Vatican sources say the encyclical on the Eucharist will be published in April.

“All of us know the difference between a Church that prays and a Church that has been reduced to a museum,” explains Cardinal Ratzinger, prefect of the Vatican Congregation for the Doctrine of the Faith.

“Today we run the risk of having our churches turned into museums and ending like museums: If they are not closed, they are pillaged,” he says. “They have no life. The measure of the Church’s vitality, the measure of its interior openness, will be reflected in the fact that its doors remain open, precisely because it is a church where there is constant prayer.

“The Eucharist, and the community that celebrates it, will be full in the measure in which we prepare ourselves in silent prayer before the presence of the Lord and become persons who want to communicate with truth.”

The cardinal leaves room for arguments that are sometimes heard nowadays: “I can also pray in the woods, submerged in nature.”
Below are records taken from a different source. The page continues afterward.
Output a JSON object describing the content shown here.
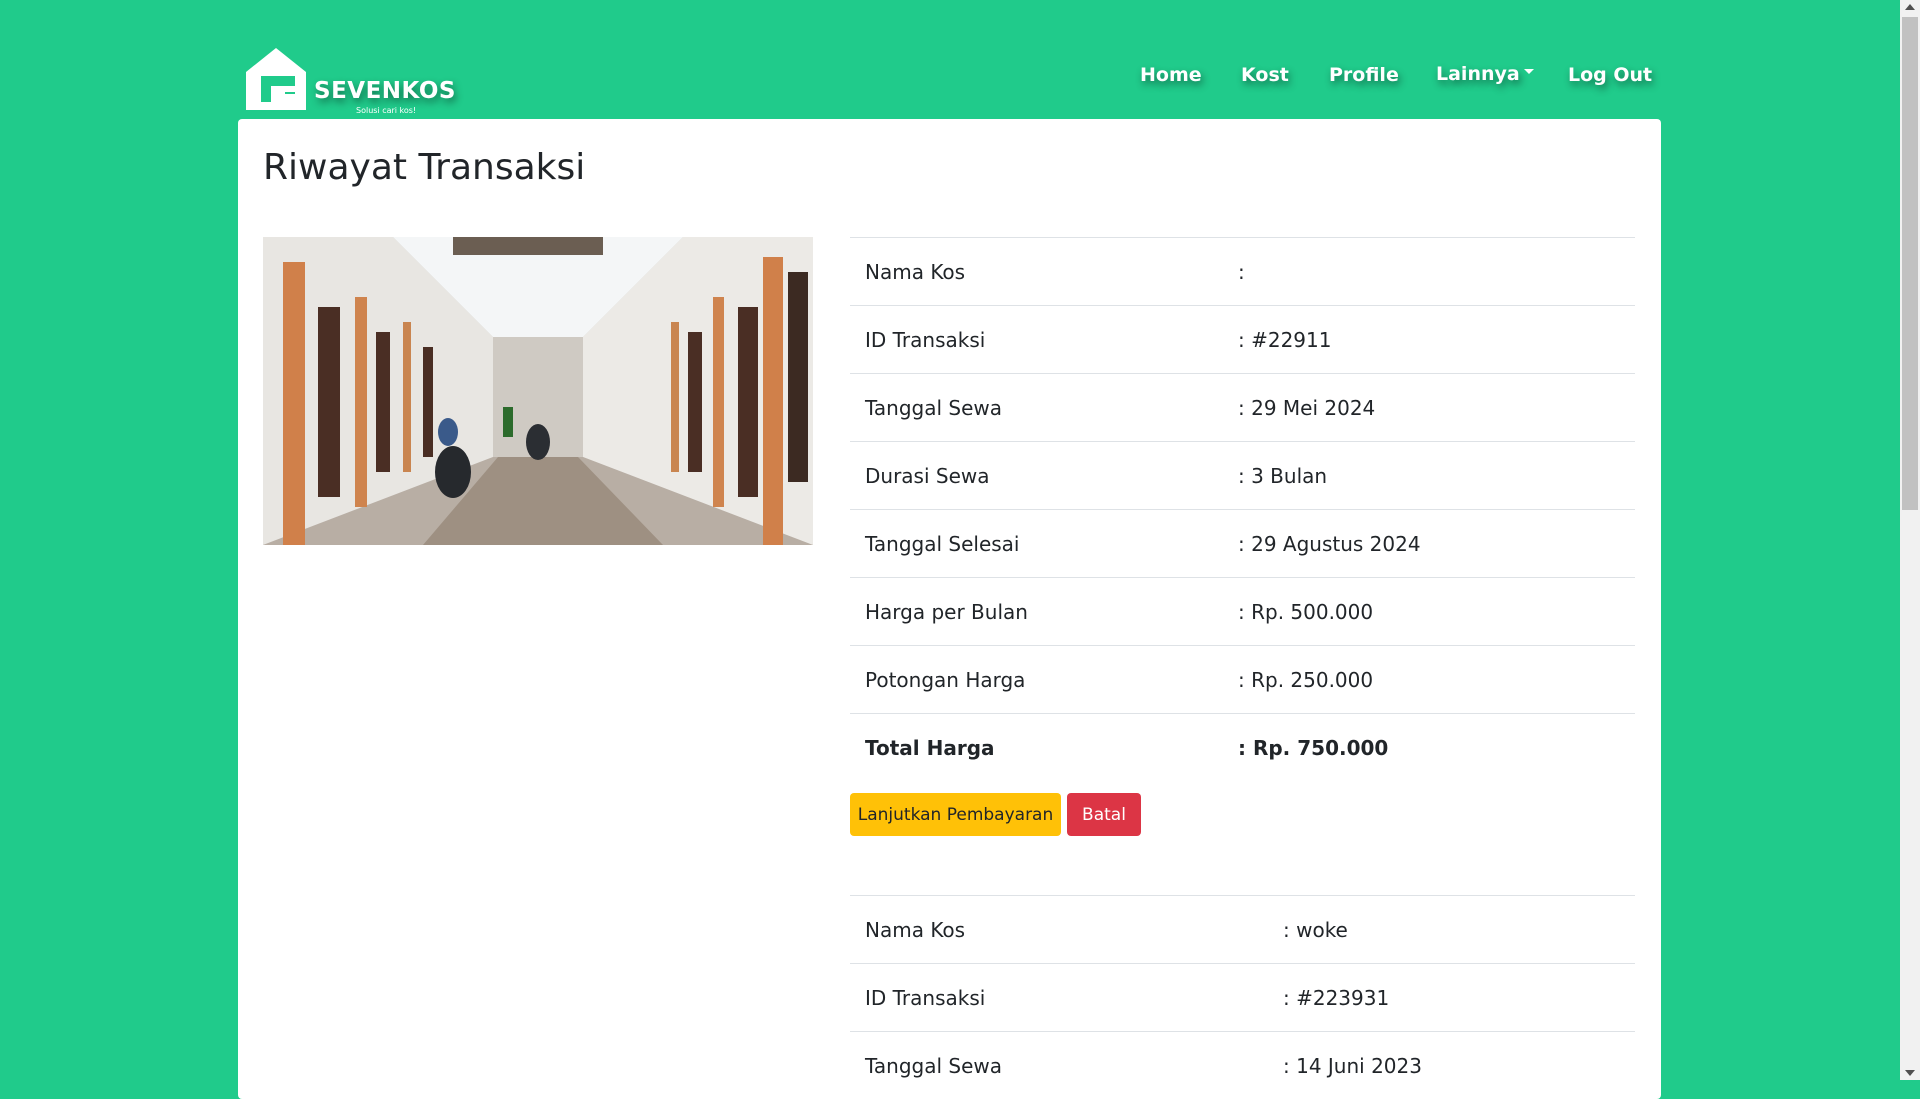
{
  "brand": {
    "name": "SEVENKOS",
    "tagline": "Solusi cari kos!"
  },
  "nav": [
    {
      "label": "Home"
    },
    {
      "label": "Kost"
    },
    {
      "label": "Profile"
    },
    {
      "label": "Lainnya"
    },
    {
      "label": "Log Out"
    }
  ],
  "page": {
    "title": "Riwayat Transaksi"
  },
  "transactions": [
    {
      "rows": [
        {
          "label": "Nama Kos",
          "value": ":"
        },
        {
          "label": "ID Transaksi",
          "value": ": #22911"
        },
        {
          "label": "Tanggal Sewa",
          "value": ": 29 Mei 2024"
        },
        {
          "label": "Durasi Sewa",
          "value": ": 3 Bulan"
        },
        {
          "label": "Tanggal Selesai",
          "value": ": 29 Agustus 2024"
        },
        {
          "label": "Harga per Bulan",
          "value": ": Rp. 500.000"
        },
        {
          "label": "Potongan Harga",
          "value": ": Rp. 250.000"
        },
        {
          "label": "Total Harga",
          "value": ": Rp. 750.000"
        }
      ],
      "actions": {
        "pay": "Lanjutkan Pembayaran",
        "cancel": "Batal"
      }
    },
    {
      "rows": [
        {
          "label": "Nama Kos",
          "value": ": woke"
        },
        {
          "label": "ID Transaksi",
          "value": ": #223931"
        },
        {
          "label": "Tanggal Sewa",
          "value": ": 14 Juni 2023"
        }
      ]
    }
  ],
  "colors": {
    "background": "#20cb8b",
    "warning": "#ffc107",
    "danger": "#dc3545"
  }
}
“Of course one can,” Cardinal Ratzinger replies. “However, if it was only that way, then the initiative of prayer would remain totally within us: Then God would be a postulate of our thought. That fact that he responds or might want to respond, would remain an open question.”

“Eucharist means: God has responded,” the cardinal continues. “The Eucharist is God as response, as a presence that responds. Now the initiative of the divine-human relation no longer depends on us, but on him, and so it becomes really serious.

“This is why, in the realm of eucharistic adoration, prayer reaches a totally new level; only now it involves both parties, and only now is it something serious. What is more, not only does it involve the two parties, but only now is it fully universal: When we pray in the presence of the Eucharist, we are never alone. The whole Church that celebrates the Eucharist prays with us.”

“In this prayer we are no longer before a God we have thought about, but before a God who has really given himself to us; before a God who has made himself communion for us, who thus liberates us from our limits through communion and leads us to the Resurrection,” Cardinal Ratzinger concludes. “This is the prayer we must seek again.”